Penyebab infertilitas dibagi menjadi 3 kelompok, yaitu 33,3% masalah terkait pada wanita, 33,3% pada pria dan 33,3% disebabkan oleh faktor kombinasi (Stright, 2005).
 Penyebab dari pihak wanita diantaranya masalah vagina yaitu vaginitis, masalah di serviks yaitu servisitis, uterus, tuba dan masalah di ovarium yaitu kista ovarium. Penyebab dari pihak pria diantaranya spermatogenesis abnormal, kelainan anatomi, ejakulasian retrograde, stress, infeksi menular, asupan alkohol dan nikotin berlebih, faktor pekerjaan serta ketidakmampuan sperma melakukan penetrasi ke sel telur. Penyebab dari pihak kombinasi adalah penyebab yang ditimbulkan apabila kedua suami istri sama-sama memiliki faktor penyebab terjadinya infertilitas (Stright, 2005). 
Vaginitis merupakan infeksi pada vagina yang disebabkan oleh berbagai parasit atau jamur. Infeksi ini sebagian besar terjadi karena hubungan seksual. Tipe vaginitis yang sering dijumpai adalah vaginitis kandidiasis dan trikomonalis vaginalis (Manuaba, 2009). Prevalensi vaginitis di Indonesia tahun 2013 mencapai 51% dari seluruh WUS yang ada di Indonesia (Riskesdas, 2013).
Vaginitis dapat menyebabkan infertilitas karena berpotensi terjadi infeksi lanjut pada portio, serviks, endometrium bahkan sampai ke tuba yang dapat menyebabkan gangguan pergerakan dan penyumbatan pada tuba sebagai organ reproduksi vital untuk terjadinya konsepsi.

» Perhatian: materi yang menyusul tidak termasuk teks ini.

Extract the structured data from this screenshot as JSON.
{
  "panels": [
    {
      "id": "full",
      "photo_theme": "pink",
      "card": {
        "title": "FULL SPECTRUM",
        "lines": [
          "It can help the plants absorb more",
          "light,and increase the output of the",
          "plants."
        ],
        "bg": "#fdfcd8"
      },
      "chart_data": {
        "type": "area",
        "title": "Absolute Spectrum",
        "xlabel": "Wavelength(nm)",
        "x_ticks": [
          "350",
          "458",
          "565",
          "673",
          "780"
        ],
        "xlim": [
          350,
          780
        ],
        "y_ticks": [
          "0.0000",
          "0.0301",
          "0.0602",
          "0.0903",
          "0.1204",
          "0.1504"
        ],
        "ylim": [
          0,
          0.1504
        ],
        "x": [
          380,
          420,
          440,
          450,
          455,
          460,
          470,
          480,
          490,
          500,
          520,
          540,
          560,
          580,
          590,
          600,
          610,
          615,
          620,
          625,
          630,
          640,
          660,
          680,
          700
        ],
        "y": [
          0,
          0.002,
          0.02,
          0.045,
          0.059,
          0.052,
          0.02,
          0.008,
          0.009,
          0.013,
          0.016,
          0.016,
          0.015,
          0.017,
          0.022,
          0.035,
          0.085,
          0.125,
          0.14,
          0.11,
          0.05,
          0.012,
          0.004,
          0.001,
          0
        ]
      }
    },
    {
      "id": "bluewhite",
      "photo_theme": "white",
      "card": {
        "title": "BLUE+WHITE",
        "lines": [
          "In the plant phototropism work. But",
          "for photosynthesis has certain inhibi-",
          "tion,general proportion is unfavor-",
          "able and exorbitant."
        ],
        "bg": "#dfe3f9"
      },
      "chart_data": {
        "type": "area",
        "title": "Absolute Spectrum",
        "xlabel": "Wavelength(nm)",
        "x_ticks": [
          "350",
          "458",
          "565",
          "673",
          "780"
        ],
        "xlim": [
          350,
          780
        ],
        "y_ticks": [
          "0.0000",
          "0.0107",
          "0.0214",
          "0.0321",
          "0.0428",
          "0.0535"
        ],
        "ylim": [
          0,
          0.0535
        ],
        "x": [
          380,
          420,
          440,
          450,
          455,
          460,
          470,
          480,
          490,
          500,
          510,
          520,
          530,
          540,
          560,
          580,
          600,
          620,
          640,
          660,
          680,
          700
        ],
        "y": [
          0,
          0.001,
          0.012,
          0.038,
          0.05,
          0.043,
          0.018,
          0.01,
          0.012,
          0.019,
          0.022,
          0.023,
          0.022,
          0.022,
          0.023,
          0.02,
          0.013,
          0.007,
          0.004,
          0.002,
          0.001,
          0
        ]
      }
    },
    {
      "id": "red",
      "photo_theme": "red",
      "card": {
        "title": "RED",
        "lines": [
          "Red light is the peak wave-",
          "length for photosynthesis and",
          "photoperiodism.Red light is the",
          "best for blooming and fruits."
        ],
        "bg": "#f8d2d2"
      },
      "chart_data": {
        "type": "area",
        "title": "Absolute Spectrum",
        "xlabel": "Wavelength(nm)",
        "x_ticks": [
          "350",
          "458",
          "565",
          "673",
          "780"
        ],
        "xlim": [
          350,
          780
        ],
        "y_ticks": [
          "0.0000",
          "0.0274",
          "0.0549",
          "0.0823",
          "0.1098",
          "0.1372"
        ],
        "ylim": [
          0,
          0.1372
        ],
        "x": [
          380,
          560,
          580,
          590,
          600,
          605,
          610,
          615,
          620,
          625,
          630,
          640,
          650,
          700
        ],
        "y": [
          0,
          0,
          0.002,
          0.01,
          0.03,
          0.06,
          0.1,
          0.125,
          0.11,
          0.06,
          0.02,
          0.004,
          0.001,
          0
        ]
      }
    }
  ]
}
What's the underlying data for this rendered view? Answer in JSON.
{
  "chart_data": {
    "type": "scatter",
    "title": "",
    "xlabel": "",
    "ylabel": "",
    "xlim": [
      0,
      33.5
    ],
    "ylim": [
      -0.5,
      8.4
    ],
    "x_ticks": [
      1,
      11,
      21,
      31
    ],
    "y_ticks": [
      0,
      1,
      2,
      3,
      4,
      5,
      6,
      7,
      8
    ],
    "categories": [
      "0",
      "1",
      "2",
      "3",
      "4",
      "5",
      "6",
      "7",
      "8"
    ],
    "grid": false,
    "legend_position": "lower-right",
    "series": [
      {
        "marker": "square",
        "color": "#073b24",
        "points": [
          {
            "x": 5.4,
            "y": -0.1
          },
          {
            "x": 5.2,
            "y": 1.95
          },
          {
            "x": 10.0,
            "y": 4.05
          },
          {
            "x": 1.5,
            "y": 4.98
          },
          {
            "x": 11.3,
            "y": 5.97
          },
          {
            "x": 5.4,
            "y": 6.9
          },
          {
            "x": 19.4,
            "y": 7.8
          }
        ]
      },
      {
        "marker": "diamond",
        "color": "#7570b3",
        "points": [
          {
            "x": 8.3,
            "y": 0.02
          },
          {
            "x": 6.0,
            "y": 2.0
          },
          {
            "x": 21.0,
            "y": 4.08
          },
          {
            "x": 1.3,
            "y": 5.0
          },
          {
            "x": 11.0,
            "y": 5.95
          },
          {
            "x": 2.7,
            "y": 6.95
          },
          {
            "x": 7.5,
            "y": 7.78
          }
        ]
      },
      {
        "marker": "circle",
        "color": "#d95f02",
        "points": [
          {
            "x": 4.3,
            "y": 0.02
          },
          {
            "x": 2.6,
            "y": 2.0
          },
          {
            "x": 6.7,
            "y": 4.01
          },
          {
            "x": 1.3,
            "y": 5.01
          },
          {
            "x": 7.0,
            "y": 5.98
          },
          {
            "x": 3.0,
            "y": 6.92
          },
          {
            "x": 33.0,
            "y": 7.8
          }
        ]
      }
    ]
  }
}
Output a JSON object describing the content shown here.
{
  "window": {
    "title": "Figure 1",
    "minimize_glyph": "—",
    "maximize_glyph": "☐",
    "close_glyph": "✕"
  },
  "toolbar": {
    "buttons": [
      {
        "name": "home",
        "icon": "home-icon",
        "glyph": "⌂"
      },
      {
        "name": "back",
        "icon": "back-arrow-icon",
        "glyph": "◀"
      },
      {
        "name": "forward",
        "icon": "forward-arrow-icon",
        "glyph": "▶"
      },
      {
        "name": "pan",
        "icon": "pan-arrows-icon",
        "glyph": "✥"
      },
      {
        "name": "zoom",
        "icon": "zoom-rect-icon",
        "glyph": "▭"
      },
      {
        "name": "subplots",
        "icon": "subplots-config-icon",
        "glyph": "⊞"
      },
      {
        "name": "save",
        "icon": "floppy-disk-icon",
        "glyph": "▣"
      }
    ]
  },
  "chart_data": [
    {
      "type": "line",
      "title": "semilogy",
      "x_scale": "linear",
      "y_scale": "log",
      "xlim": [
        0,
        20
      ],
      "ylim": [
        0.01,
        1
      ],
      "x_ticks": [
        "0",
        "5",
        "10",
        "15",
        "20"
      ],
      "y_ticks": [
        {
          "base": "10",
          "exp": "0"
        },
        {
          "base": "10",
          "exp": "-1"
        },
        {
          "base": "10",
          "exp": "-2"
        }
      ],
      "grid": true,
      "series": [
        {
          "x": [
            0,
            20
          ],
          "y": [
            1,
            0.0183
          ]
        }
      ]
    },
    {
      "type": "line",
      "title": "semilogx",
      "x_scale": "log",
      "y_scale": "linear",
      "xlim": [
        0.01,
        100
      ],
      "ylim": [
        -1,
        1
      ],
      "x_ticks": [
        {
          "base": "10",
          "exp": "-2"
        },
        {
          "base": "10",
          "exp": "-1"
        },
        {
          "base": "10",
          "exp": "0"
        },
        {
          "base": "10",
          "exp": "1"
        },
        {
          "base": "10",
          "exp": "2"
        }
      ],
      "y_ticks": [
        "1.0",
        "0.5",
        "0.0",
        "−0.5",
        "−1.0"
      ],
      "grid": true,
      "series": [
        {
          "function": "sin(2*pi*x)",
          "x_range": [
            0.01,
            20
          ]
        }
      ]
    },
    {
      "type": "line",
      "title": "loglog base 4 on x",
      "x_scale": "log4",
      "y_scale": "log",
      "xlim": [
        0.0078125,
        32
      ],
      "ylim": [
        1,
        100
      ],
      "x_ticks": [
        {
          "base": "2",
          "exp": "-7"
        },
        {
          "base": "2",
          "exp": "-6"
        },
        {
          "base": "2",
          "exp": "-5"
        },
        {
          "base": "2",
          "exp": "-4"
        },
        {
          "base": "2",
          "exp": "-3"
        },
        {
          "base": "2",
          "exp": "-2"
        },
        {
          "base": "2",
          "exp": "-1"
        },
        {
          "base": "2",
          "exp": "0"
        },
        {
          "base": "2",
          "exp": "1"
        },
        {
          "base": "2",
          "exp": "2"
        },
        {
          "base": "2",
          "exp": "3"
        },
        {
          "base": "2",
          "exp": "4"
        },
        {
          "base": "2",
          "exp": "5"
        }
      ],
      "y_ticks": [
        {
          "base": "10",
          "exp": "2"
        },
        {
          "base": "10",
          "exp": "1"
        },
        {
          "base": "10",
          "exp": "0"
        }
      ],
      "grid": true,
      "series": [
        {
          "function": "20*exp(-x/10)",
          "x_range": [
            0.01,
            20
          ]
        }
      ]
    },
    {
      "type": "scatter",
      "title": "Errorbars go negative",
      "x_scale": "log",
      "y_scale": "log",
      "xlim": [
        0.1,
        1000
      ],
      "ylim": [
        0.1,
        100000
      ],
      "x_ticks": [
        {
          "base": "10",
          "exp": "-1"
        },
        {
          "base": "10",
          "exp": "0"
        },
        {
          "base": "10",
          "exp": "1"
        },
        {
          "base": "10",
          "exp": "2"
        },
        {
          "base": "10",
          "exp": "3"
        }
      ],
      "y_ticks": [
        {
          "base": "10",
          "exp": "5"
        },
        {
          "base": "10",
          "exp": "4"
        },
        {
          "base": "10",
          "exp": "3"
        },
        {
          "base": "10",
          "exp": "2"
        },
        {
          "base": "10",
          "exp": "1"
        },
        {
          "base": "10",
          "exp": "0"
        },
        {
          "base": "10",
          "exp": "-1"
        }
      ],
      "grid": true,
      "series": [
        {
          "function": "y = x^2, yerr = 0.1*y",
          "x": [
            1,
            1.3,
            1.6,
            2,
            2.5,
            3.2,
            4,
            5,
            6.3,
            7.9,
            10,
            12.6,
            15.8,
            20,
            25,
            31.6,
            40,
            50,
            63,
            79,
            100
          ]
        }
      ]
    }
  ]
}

Disfungsi seksual yang mencegah penetrasi penis, atau lingkungan vagina yang sangat asam, yang secara nyata dapat mengurangi daya hidup sperma (Stright, 2005).
 Sedangkan masalah ovarium yang dapat menyebabkan infertilitas salah satu diantaranya adalah kista ovarium (Manuaba, 2009). Kista ovarium merupakan suatu benjolan yang berada di ovarium yang dapat mengakibatkan pembesaran pada perut bagian bawah (Prawirohardjo, 2007). Penyebab terjadinya kista ovarium belum diketahui secara pasti, tetapi beberapa teori menyebutkan adanya gangguan dalam pembentukan estrogen dan dalam mekanisme umpan balik ovariumhipotalamus. Beberapa literatur menyebutkan bahwa penyebab terbentuknya kista pada ovarium adalah gagalnya sel telur (folikel) untuk berovulasi (Latifah, 2012).
Kista ovarium dapat menyebabkan infertilitas dikarenakan ovarium mengalami pembesaran dan menciptakan lapisan luar tebal yang dapat menghalangi ovulasi. Selain itu, infertilitas dapat terjadi akibat kista ovarium yang pecah akibat ukuran yang terlalu besar dan elastisitas indung telur tidak mampu lagi menahan perkembangan kista sehingga dari pecahnya kista ovarium terjadi perlengketan di dalam tuba fallopi yang menutup jalan pertemuan antara sperma dan sel telur (Brooker, 2008).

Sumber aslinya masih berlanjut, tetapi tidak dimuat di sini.